Iowa Field
- Interactive map of Iowa Field
- Location: Iowa City, Iowa
- Owner: University of Iowa
- Operator: University of Iowa
- Capacity: 30,000

Construction
- Opened: 1890
- Closed: 1929

Tenant
- Iowa Hawkeyes football (1890-1929)

= Iowa Field =

Football stadium in Iowa, US

Iowa Field was a stadium in Iowa City, Iowa. It hosted the University of Iowa Hawkeyes football team until they moved to Iowa Stadium (now Kinnick Stadium) in 1929. The stadium held 30,000 people at its peak and opened in 1890.

Iowa Field was located on the east bank of the Iowa River where a parking lot currently exists across the railroad tracks from the university's Main Library. The northern third of this area was a baseball field, while the southern two-thirds consisted of the football field and stands. This strip of land was so narrow that the upper portion of the west stands stuck out over the Iowa River and the upper section of the east stands rose directly over the railroad tracks, as shown in rare photographs of that era.
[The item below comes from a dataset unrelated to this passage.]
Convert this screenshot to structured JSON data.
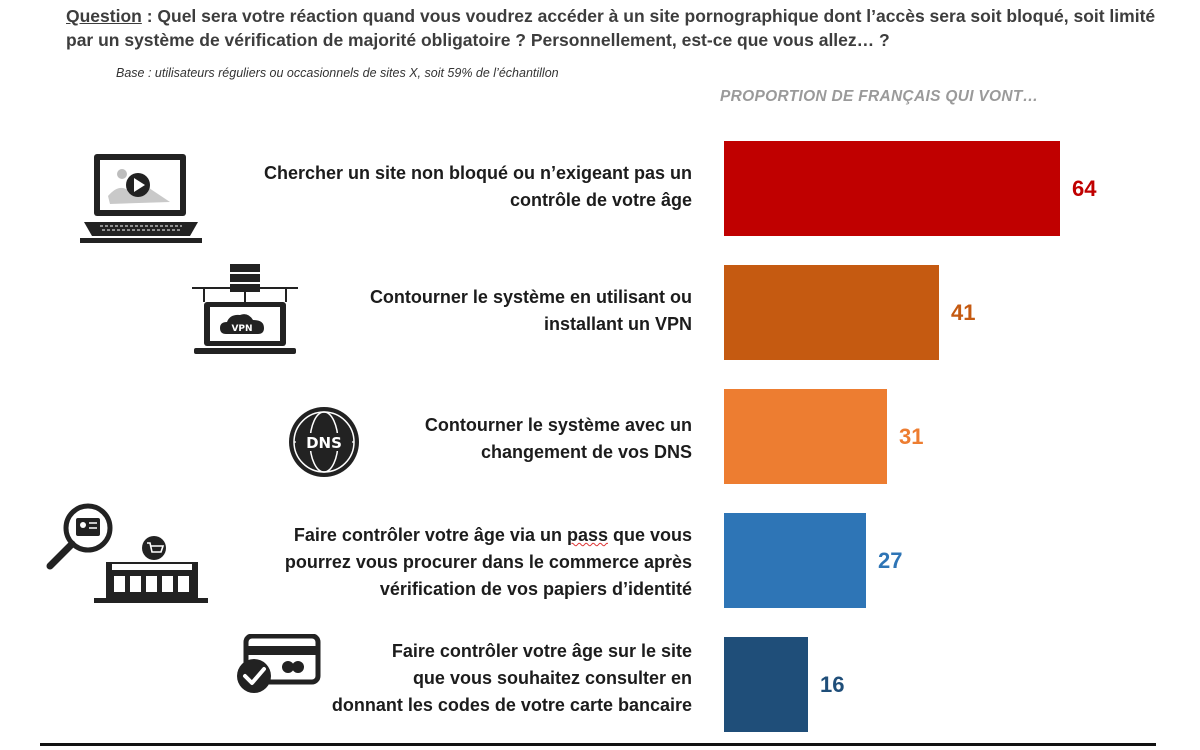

Ahead of the 1922 season, the stadium was expanded. The original concrete stands were augmented with steel stands, raising the stadium's capacity to 25,000. The new stands were designed by a professor at the university. Further extensions were planned to bring the capacity to 42,000.

The final game at Iowa Field was a September 28, 1929 game between Carroll College. Iowa played Monmouth in the new stadium on October 5.